The figure of continued crime, regulated in article 74 of the Penal Code (CP), is of special importance in the field of criminal procedural law. This provision allows punishing as a single crime, applying an aggravated penalty, those behaviors in which certain requirements are met: it requires that there be a “preconceived plan or the taking advantage of an identical opportunity”, as well as a “plurality of actions or omissions” that violate precepts “of the same or similar nature.”
In this context, our legislation allows the punishment corresponding to the most serious crime to be imposed in its upper half (or even up to the lower half of the highest degree).
Now, the requirement of plurality of actions (or omissions) becomes, without a doubt, the most controversial of the elements: what is the difference that allows a plurality of actions to be considered as a single act, and, therefore , punish it as a single crime, or understand that this plurality meets the requirements to apply the figure of continued crime? This is where the theory of unity of action comes into play, a concept widely developed in our jurisprudential doctrine.
In various rulings, the Supreme Court has addressed the issue of the natural unity of action, a figure that makes it easier to recognize the existence of multiple acts, but which are legally valued as a unit.
This perspective implies that the actions that in principle are several are interpreted as a single object of legal assessment, and therefore, the requirement of plurality of actions necessary to apply the continuing crime is not met.
This is reflected, in all, by STS 487/2014, of June 9, which clearly delimits the concepts of unity of action in the natural sense, natural unity of action, typical unity of action and continued crime.
We speak of unity of action in the natural sense when the author performs a single act, understood in a strictly ontological sense, such as delivering a single blow or carrying out a single transaction.

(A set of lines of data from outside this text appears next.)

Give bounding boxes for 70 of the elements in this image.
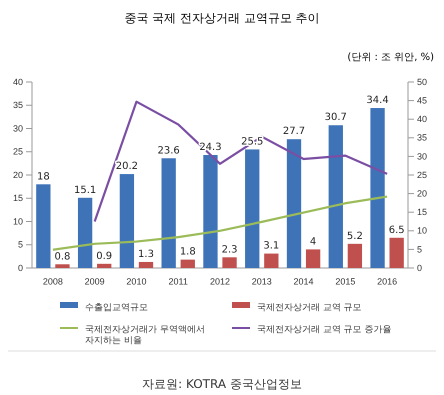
data-label: 3.1 — [263, 240, 280, 252]
y-tick-label: 15 — [12, 193, 23, 204]
data-label: 18 — [36, 171, 50, 182]
bar — [264, 254, 278, 268]
data-label: 27.7 — [282, 126, 306, 138]
text: 자료원: KOTRA 중국산업정보 — [142, 377, 302, 391]
data-label: 20.2 — [116, 161, 138, 172]
x-tick-label: 2013 — [252, 276, 272, 286]
data-label: 2.3 — [222, 244, 238, 256]
bar — [203, 155, 218, 268]
y-tick-label: 5 — [18, 240, 23, 250]
x-tick-label: 2014 — [294, 276, 314, 286]
data-label: 5.2 — [346, 230, 363, 242]
y-tick-label: 40 — [12, 76, 23, 87]
y2-tick-label: 40 — [417, 114, 428, 124]
bar — [286, 139, 302, 268]
x-tick-label: 2016 — [377, 276, 398, 286]
y-tick-label: 0 — [18, 262, 23, 273]
chart-subtitle: (단위 : 조 위안, %) — [347, 52, 434, 63]
data-label: 1.3 — [138, 248, 154, 260]
data-label: 0.8 — [54, 251, 70, 262]
data-label: 1.8 — [180, 246, 196, 258]
legend-label: 국제전자상거래 교역 규모 증가율 — [257, 325, 392, 335]
x-tick-label: 2008 — [42, 276, 63, 286]
bar — [78, 198, 92, 268]
y2-tick-label: 5 — [417, 244, 422, 254]
x-tick-label: 2015 — [335, 276, 356, 286]
legend-label: 국제전자상거래가 무역액에서 자지하는 비율 — [85, 325, 205, 346]
x-tick-label: 2009 — [84, 276, 105, 286]
x-tick-label: 2012 — [210, 276, 230, 286]
legend-label: 국제전자상거래 교역 규모 — [257, 303, 362, 313]
y-tick-label: 20 — [12, 170, 23, 180]
bar — [180, 260, 195, 268]
y2-tick-label: 15 — [417, 207, 428, 218]
y2-tick-label: 50 — [417, 76, 428, 87]
y2-tick-label: 0 — [417, 262, 422, 273]
data-label: 4 — [310, 236, 316, 248]
bar — [36, 184, 50, 268]
data-label: 15.1 — [74, 184, 96, 196]
chart-title: 중국 국제 전자상거래 교역규모 추이 — [124, 11, 320, 25]
bar — [306, 249, 320, 268]
y2-tick-label: 45 — [417, 95, 428, 106]
y2-tick-label: 25 — [417, 170, 428, 180]
y-tick-label: 25 — [12, 146, 23, 157]
bar — [245, 149, 260, 268]
bar — [390, 238, 404, 268]
y2-tick-label: 30 — [417, 151, 428, 162]
bar — [370, 108, 385, 268]
legend-label: 수출입교역규모 — [85, 303, 148, 313]
y-tick-label: 35 — [12, 100, 23, 110]
y2-tick-label: 20 — [417, 188, 428, 198]
bar — [55, 264, 70, 268]
bar — [222, 257, 237, 268]
data-label: 6.5 — [388, 224, 405, 236]
bar — [97, 264, 112, 268]
x-tick-label: 2011 — [168, 276, 188, 286]
bar — [120, 174, 134, 268]
y-tick-label: 30 — [12, 123, 23, 134]
y2-tick-label: 10 — [417, 226, 428, 236]
data-label: 23.6 — [158, 145, 180, 156]
data-label: 34.4 — [366, 95, 389, 106]
bar — [162, 158, 176, 268]
bar — [138, 262, 154, 268]
bar — [348, 244, 362, 268]
x-tick-label: 2010 — [126, 276, 146, 286]
data-label: 0.9 — [96, 250, 112, 262]
y2-tick-label: 35 — [417, 132, 428, 143]
data-label: 30.7 — [324, 112, 347, 124]
bar — [328, 125, 343, 268]
y-tick-label: 10 — [12, 216, 23, 226]
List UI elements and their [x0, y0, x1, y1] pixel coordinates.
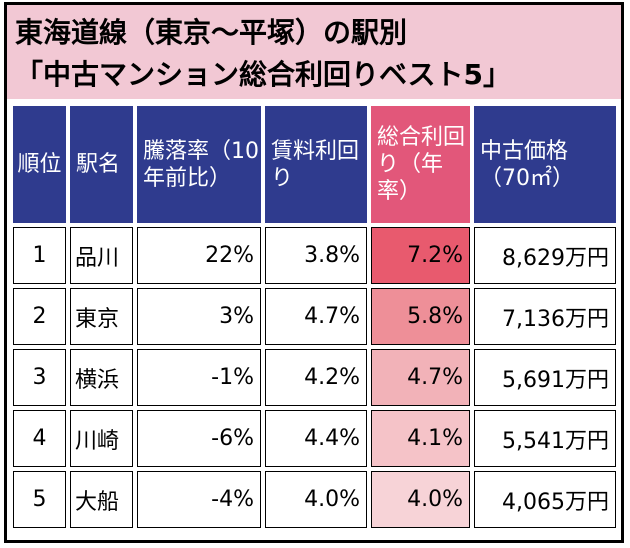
price-cell: 8,629万円	[474, 227, 616, 284]
table-row: 2 東京 3% 4.7% 5.8% 7,136万円	[13, 288, 616, 345]
rent-yield-cell: 4.2%	[265, 349, 367, 406]
rank-cell: 4	[13, 410, 66, 467]
station-cell: 東京	[70, 288, 133, 345]
total-yield-cell: 4.0%	[371, 471, 470, 528]
rank-cell: 2	[13, 288, 66, 345]
title-banner: 東海道線（東京〜平塚）の駅別 「中古マンション総合利回りベスト5」	[7, 5, 621, 99]
header-rent-yield: 賃料利回り	[265, 106, 367, 223]
appreciation-cell: 3%	[137, 288, 261, 345]
header-price: 中古価格（70㎡）	[474, 106, 616, 223]
appreciation-cell: -4%	[137, 471, 261, 528]
title-line-1: 東海道線（東京〜平塚）の駅別	[15, 16, 408, 49]
table-row: 3 横浜 -1% 4.2% 4.7% 5,691万円	[13, 349, 616, 406]
table-row: 5 大船 -4% 4.0% 4.0% 4,065万円	[13, 471, 616, 528]
table-row: 4 川崎 -6% 4.4% 4.1% 5,541万円	[13, 410, 616, 467]
price-cell: 5,691万円	[474, 349, 616, 406]
rent-yield-cell: 4.7%	[265, 288, 367, 345]
rank-cell: 3	[13, 349, 66, 406]
total-yield-cell: 4.1%	[371, 410, 470, 467]
total-yield-cell: 5.8%	[371, 288, 470, 345]
header-row: 順位 駅名 騰落率（10年前比） 賃料利回り 総合利回り（年率） 中古価格（70…	[13, 106, 616, 223]
header-rank: 順位	[13, 106, 66, 223]
station-cell: 品川	[70, 227, 133, 284]
rent-yield-cell: 3.8%	[265, 227, 367, 284]
rent-yield-cell: 4.0%	[265, 471, 367, 528]
rank-cell: 5	[13, 471, 66, 528]
ranking-table: 順位 駅名 騰落率（10年前比） 賃料利回り 総合利回り（年率） 中古価格（70…	[9, 102, 620, 532]
price-cell: 7,136万円	[474, 288, 616, 345]
total-yield-cell: 4.7%	[371, 349, 470, 406]
station-cell: 大船	[70, 471, 133, 528]
rent-yield-cell: 4.4%	[265, 410, 367, 467]
appreciation-cell: -1%	[137, 349, 261, 406]
station-cell: 川崎	[70, 410, 133, 467]
station-cell: 横浜	[70, 349, 133, 406]
appreciation-cell: -6%	[137, 410, 261, 467]
header-total-yield: 総合利回り（年率）	[371, 106, 470, 223]
price-cell: 5,541万円	[474, 410, 616, 467]
title-line-2: 「中古マンション総合利回りベスト5」	[15, 58, 512, 91]
header-station: 駅名	[70, 106, 133, 223]
rank-cell: 1	[13, 227, 66, 284]
appreciation-cell: 22%	[137, 227, 261, 284]
infographic-frame: 東海道線（東京〜平塚）の駅別 「中古マンション総合利回りベスト5」 順位 駅名 …	[4, 2, 624, 543]
header-appreciation: 騰落率（10年前比）	[137, 106, 261, 223]
price-cell: 4,065万円	[474, 471, 616, 528]
table-row: 1 品川 22% 3.8% 7.2% 8,629万円	[13, 227, 616, 284]
total-yield-cell: 7.2%	[371, 227, 470, 284]
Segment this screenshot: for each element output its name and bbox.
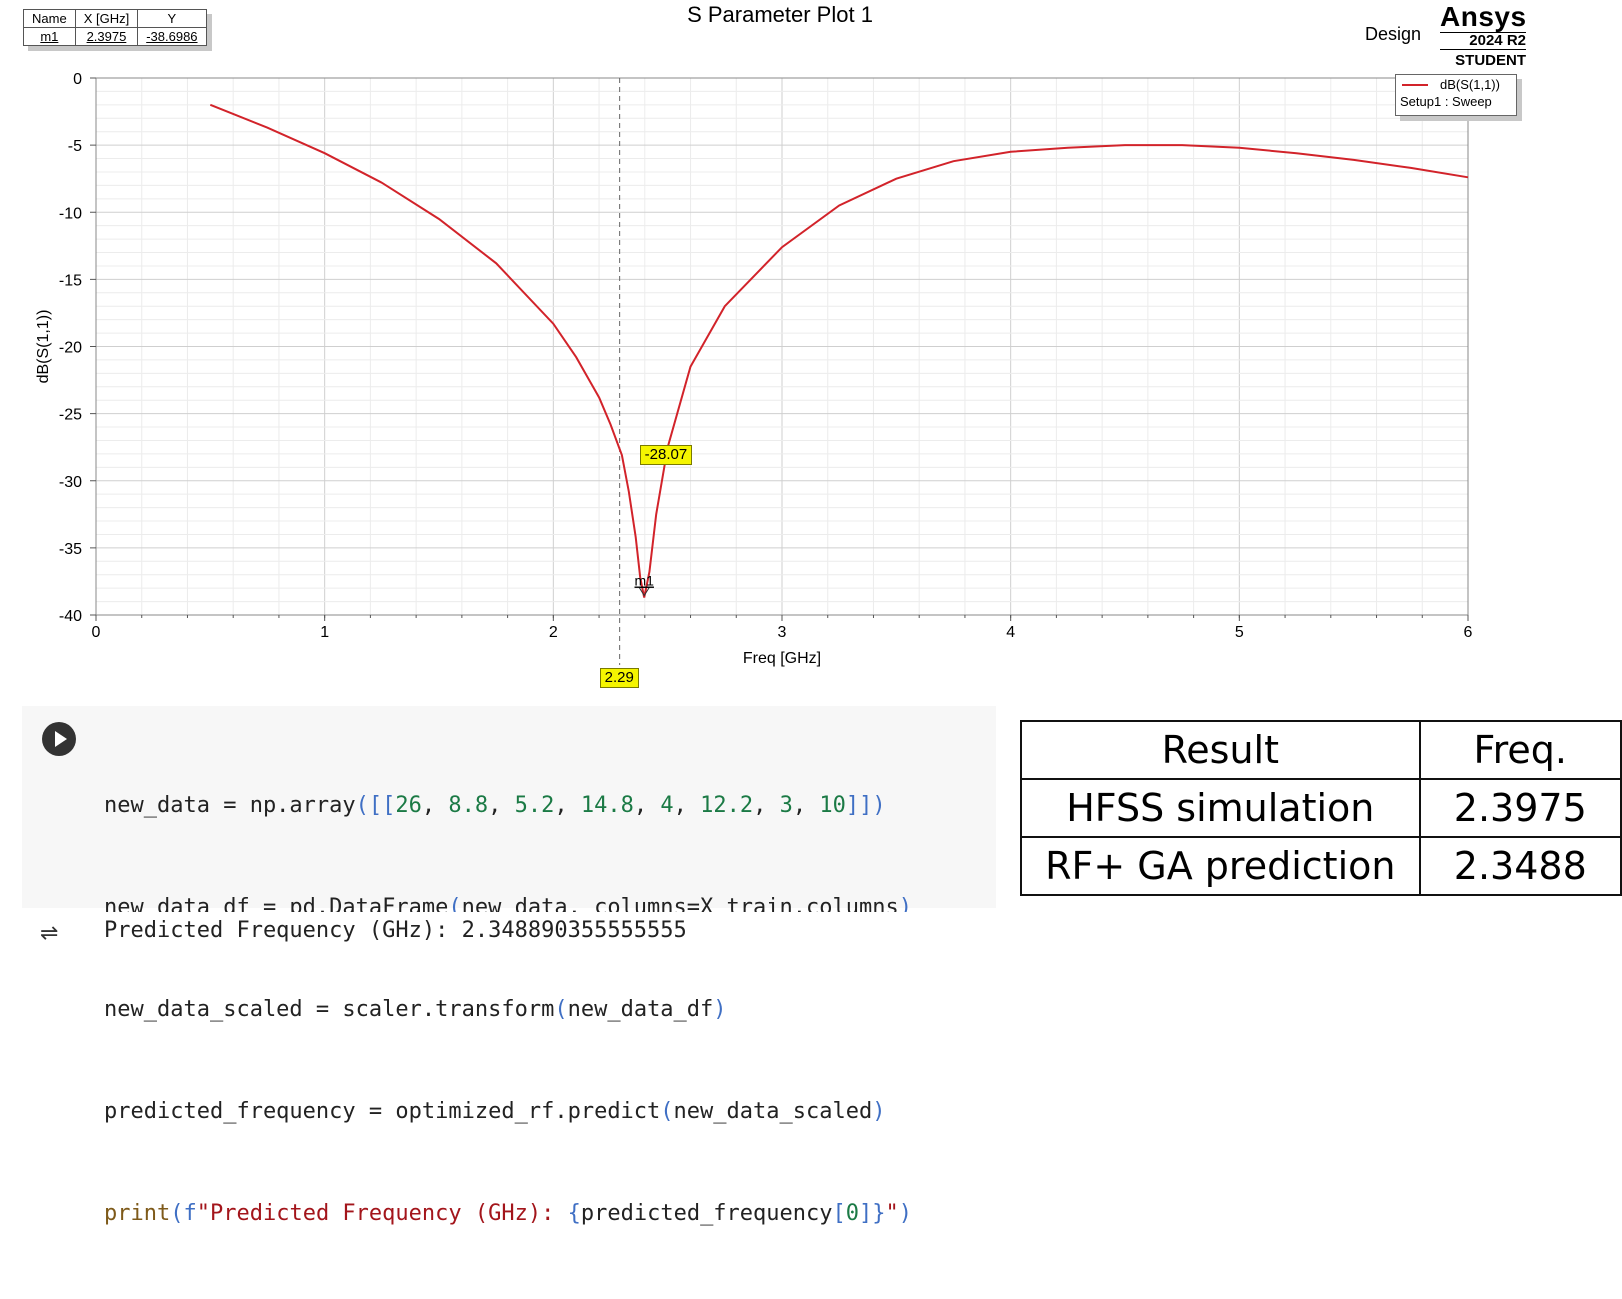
x-tick-label: 1 <box>320 624 329 641</box>
marker-name[interactable]: m1 <box>23 27 76 46</box>
result-row-label: RF+ GA prediction <box>1020 836 1421 896</box>
marker-label: m1 <box>635 573 655 589</box>
code-line-3: new_data_scaled = scaler.transform(new_d… <box>104 997 727 1022</box>
marker-table: Name X [GHz] Y m1 2.3975 -38.6986 <box>23 9 207 46</box>
result-table-header: Result Freq. <box>1020 720 1622 780</box>
series-line-dbs11[interactable] <box>209 103 1469 598</box>
legend-series-name: dB(S(1,1)) <box>1440 77 1500 92</box>
result-row-value: 2.3488 <box>1418 836 1622 896</box>
ansys-logo: Ansys 2024 R2 STUDENT <box>1440 2 1526 72</box>
x-axis-label: Freq [GHz] <box>743 650 821 667</box>
output-toggle-icon[interactable]: ⇌ <box>40 920 59 945</box>
result-row: HFSS simulation 2.3975 <box>1020 778 1622 838</box>
chart-grid <box>95 77 1469 616</box>
x-tick-label: 5 <box>1235 624 1244 641</box>
x-tick-label: 2 <box>549 624 558 641</box>
plot-title: S Parameter Plot 1 <box>687 2 873 27</box>
code-line-5: print(f"Predicted Frequency (GHz): {pred… <box>104 1201 913 1226</box>
marker-x-value: 2.3975 <box>74 27 139 46</box>
result-table: Result Freq. HFSS simulation 2.3975 RF+ … <box>1020 720 1622 896</box>
x-tick-label: 3 <box>778 624 787 641</box>
result-row-label: HFSS simulation <box>1020 778 1421 838</box>
code-cell[interactable]: new_data = np.array([[26, 8.8, 5.2, 14.8… <box>22 706 996 1226</box>
y-axis-label: dB(S(1,1)) <box>35 310 52 384</box>
marker-header-name: Name <box>23 9 76 28</box>
cursor-x-readout: 2.29 <box>599 668 639 688</box>
marker-triangle <box>638 587 651 597</box>
y-tick-label: -5 <box>68 138 82 155</box>
output-text: Predicted Frequency (GHz): 2.34889035555… <box>104 918 687 943</box>
marker-table-header: Name X [GHz] Y <box>23 9 207 28</box>
design-label: Design <box>1365 24 1422 44</box>
brand-edition: STUDENT <box>1455 52 1526 69</box>
y-tick-label: -10 <box>59 205 82 222</box>
legend-line-swatch <box>1402 84 1428 86</box>
y-tick-label: -20 <box>59 340 82 357</box>
legend-setup-name: Setup1 : Sweep <box>1400 94 1492 109</box>
brand-version: 2024 R2 <box>1440 32 1526 50</box>
y-tick-label: -40 <box>59 608 82 625</box>
chart-legend[interactable]: dB(S(1,1)) Setup1 : Sweep <box>1395 74 1517 116</box>
marker-y-value: -38.6986 <box>137 27 207 46</box>
cell-output: ⇌ Predicted Frequency (GHz): 2.348890355… <box>22 912 1022 948</box>
s-parameter-chart[interactable]: 0 1 2 3 4 5 6 0 -5 -10 -15 -20 -25 -30 -35 -40 m1 Freq … <box>0 0 1622 700</box>
result-row-value: 2.3975 <box>1418 778 1622 838</box>
chart-ticks: 0 1 2 3 4 5 6 0 -5 -10 -15 -20 -25 -30 -35 -40 <box>59 71 1473 641</box>
code-editor[interactable]: new_data = np.array([[26, 8.8, 5.2, 14.8… <box>104 721 912 1299</box>
code-line-4: predicted_frequency = optimized_rf.predi… <box>104 1099 886 1124</box>
code-line-1: new_data = np.array([[26, 8.8, 5.2, 14.8… <box>104 793 886 818</box>
cursor-y-readout: -28.07 <box>639 444 693 465</box>
y-tick-label: 0 <box>73 71 82 88</box>
result-header-result: Result <box>1020 720 1421 780</box>
result-row: RF+ GA prediction 2.3488 <box>1020 836 1622 896</box>
x-tick-label: 0 <box>92 624 101 641</box>
result-header-freq: Freq. <box>1418 720 1622 780</box>
x-tick-label: 4 <box>1006 624 1015 641</box>
marker-table-row[interactable]: m1 2.3975 -38.6986 <box>23 27 207 46</box>
y-tick-label: -35 <box>59 541 82 558</box>
x-tick-label: 6 <box>1464 624 1473 641</box>
y-tick-label: -15 <box>59 272 82 289</box>
brand-name: Ansys <box>1440 1 1527 32</box>
y-tick-label: -25 <box>59 407 82 424</box>
marker-m1[interactable]: m1 <box>635 573 655 597</box>
y-tick-label: -30 <box>59 474 82 491</box>
run-cell-button[interactable] <box>42 722 76 756</box>
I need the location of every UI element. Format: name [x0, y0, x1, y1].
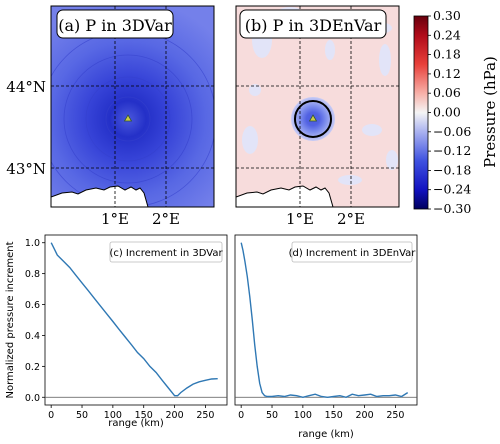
panel-a-ytick-44n: 44°N	[6, 78, 46, 96]
colorbar-tick-label: 0.30	[433, 8, 461, 23]
panel-a-frame	[50, 5, 215, 208]
panel-a-xtick-2e: 2°E	[152, 210, 180, 228]
panel-b-coastline	[236, 185, 334, 207]
colorbar-ticks: 0.30 0.24 0.18 0.12 0.06 0.00 −0.06 −0.12 −0.18 −…	[428, 8, 471, 216]
panel-d-title: (d) Increment in 3DEnVar	[289, 248, 417, 259]
panel-a-title-box	[56, 9, 174, 39]
colorbar-tick-label: −0.06	[433, 124, 471, 139]
panel-a-gridlines	[51, 6, 214, 207]
panel-b-localization-circle	[294, 100, 332, 138]
colorbar-label: Pressure (hPa)	[481, 56, 499, 168]
x-tick-label: 0	[238, 410, 244, 421]
x-tick-label: 150	[325, 410, 343, 421]
x-tick-label: 200	[165, 410, 183, 421]
panel-c-ticks: 0 50 100 150 200 250 0.0 0.2 0.4 0.6 0.8 1.0	[25, 238, 227, 421]
colorbar-tick-label: −0.12	[433, 143, 471, 158]
panel-c-axes	[44, 234, 228, 406]
x-tick-label: 250	[386, 410, 404, 421]
panel-c-plot: 0 50 100 150 200 250 0.0 0.2 0.4 0.6 0.8 1.0 (c) In…	[5, 234, 228, 429]
colorbar-tick-label: 0.06	[433, 85, 461, 100]
panel-b-map: (b) P in 3DEnVar 1°E 2°E	[235, 5, 400, 228]
panel-a-field	[51, 6, 214, 207]
colorbar-tick-label: 0.24	[433, 27, 461, 42]
panel-a-xtick-1e: 1°E	[101, 210, 129, 228]
panel-a-map: (a) P in 3DVar 44°N 43°N 1°E 2°E	[6, 5, 215, 228]
colorbar-tick-label: −0.24	[433, 182, 471, 197]
panel-b-xtick-1e: 1°E	[286, 210, 314, 228]
panel-b-title-box	[239, 9, 387, 39]
colorbar-tick-label: −0.30	[433, 201, 471, 216]
panel-c-series-line	[50, 242, 218, 397]
panel-b-station-marker	[308, 114, 318, 122]
panel-c-title: (c) Increment in 3DVar	[109, 248, 223, 259]
colorbar-tick-label: −0.18	[433, 162, 471, 177]
panel-a-coastline	[51, 185, 149, 207]
y-tick-label: 0.4	[25, 331, 40, 342]
x-tick-label: 50	[76, 410, 88, 421]
y-tick-label: 0.0	[25, 393, 40, 404]
panel-d-title-box	[291, 241, 413, 263]
x-tick-label: 200	[355, 410, 373, 421]
panel-d-axes	[234, 234, 418, 406]
panel-b-title: (b) P in 3DEnVar	[245, 16, 382, 35]
colorbar-tick-label: 0.18	[433, 47, 461, 62]
panel-a-station-marker	[123, 114, 133, 122]
panel-c-xlabel: range (km)	[108, 418, 164, 429]
x-tick-label: 0	[48, 410, 54, 421]
panel-a-title: (a) P in 3DVar	[58, 16, 172, 35]
y-tick-label: 0.8	[25, 269, 40, 280]
colorbar: 0.30 0.24 0.18 0.12 0.06 0.00 −0.06 −0.12 −0.18 −…	[413, 8, 499, 216]
x-tick-label: 100	[104, 410, 122, 421]
x-tick-label: 50	[266, 410, 278, 421]
colorbar-tick-label: 0.00	[433, 105, 461, 120]
panel-c-ylabel: Normalized pressure increment	[5, 241, 16, 398]
x-tick-label: 250	[196, 410, 214, 421]
y-tick-label: 1.0	[25, 238, 40, 249]
y-tick-label: 0.2	[25, 362, 40, 373]
panel-c-title-box	[109, 241, 223, 263]
panel-d-xlabel: range (km)	[298, 429, 354, 440]
panel-d-plot: 0 50 100 150 200 250 (d) Increment in 3DEnVar…	[234, 234, 418, 440]
x-tick-label: 100	[294, 410, 312, 421]
colorbar-tick-label: 0.12	[433, 66, 461, 81]
x-tick-label: 150	[135, 410, 153, 421]
panel-b-xtick-2e: 2°E	[337, 210, 365, 228]
y-tick-label: 0.6	[25, 300, 40, 311]
panel-a-ytick-43n: 43°N	[6, 160, 46, 178]
panel-d-series-line	[240, 242, 409, 399]
panel-b-frame	[235, 5, 400, 208]
colorbar-gradient	[413, 15, 429, 210]
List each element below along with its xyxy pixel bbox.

On the other hand, the natural unity of action occurs when, although ontologically there are several acts, these, from a socio-normative perspective, are considered a single action. A classic example would be a beating composed of multiple blows that, together, constitute a single crime of injury. There is also the typical unit of action, where the criminal law itself integrates several actions into a single type of crime, as occurs in drug trafficking crimes or environmental violations.
Finally, the continuing crime is configured when several typical units of action are grouped into a single legal unit, which implies a more severe penalty for the repetition of the unjust act, always complying with the requirements of article 74 of the Penal Code (since, in case Otherwise, the actions would have to be subsumed in a real competition of crimes).
To understand when the natural unity of action is applied, the recent ruling STS 847/2024, of October 10, provides us with a detailed analysis, establishing that, to affirm the unity of action, cohesion at different levels is required. Firstly, from the subjective point of view, it is essential that there be a single act of will that covers all criminal conduct.
In turn, there must be a space-time link between the acts, so that, if they are disintegrated in time or space, the cohesion necessary to affirm the single will is lost. Finally, regarding the regulatory components, the acts must be included within the same criminal offense, so that the set of actions is interpreted as a single infraction.
On the other hand, it is worth remembering, in addition, that the continued crime is foreseen in particular for crimes against property and the socioeconomic order (article 74.2 CP), while it is excluded for those crimes that affect personal property, such as those that attack against life or physical integrity. There are, however, exceptions, and continuity is facilitated in crimes against honor and crimes against sexual freedom and indemnity (article 74.3 CP).
In this sense, the already mentioned and recent October ruling (STS 847/2024) allows us to illustrate this theory in the crimes of document falsification: the accused used an official medical seal from the University Hospital of Ciudad Real and a prescription book to acquire medications in several pharmacies in the same town and on the same day.
This modus operandi, which included the falsification of several prescriptions with the same seal and checkbook, was considered a single act of will with an immediate and spatially unified execution. In this way, the court understood that it was a natural unit of action and, therefore, the figure of the continuing crime was not applicable, upholding the appeal and reforming the ruling of the body a quo with the consequent reduction of the sentence. .
Thus, the importance of distinguishing when the plurality of acts can be identified as a unit of action is essential in criminal procedural law. This difference is crucial to define whether it is appropriate to apply a single typical crime or a continuous crime (or a plurality of crimes in real competition).
The unity of action, as we have seen, requires a precise interpretation and must be based on both the nature of the acts and their spatio-temporal cohesion and the existence of a unified intention.
In the opinion of the undersigned, this issue continues to be a matter of analysis and evolution in our jurisprudence, and there is no doubt that, over time, it will pose new interpretative challenges that will well deserve another more detailed analysis.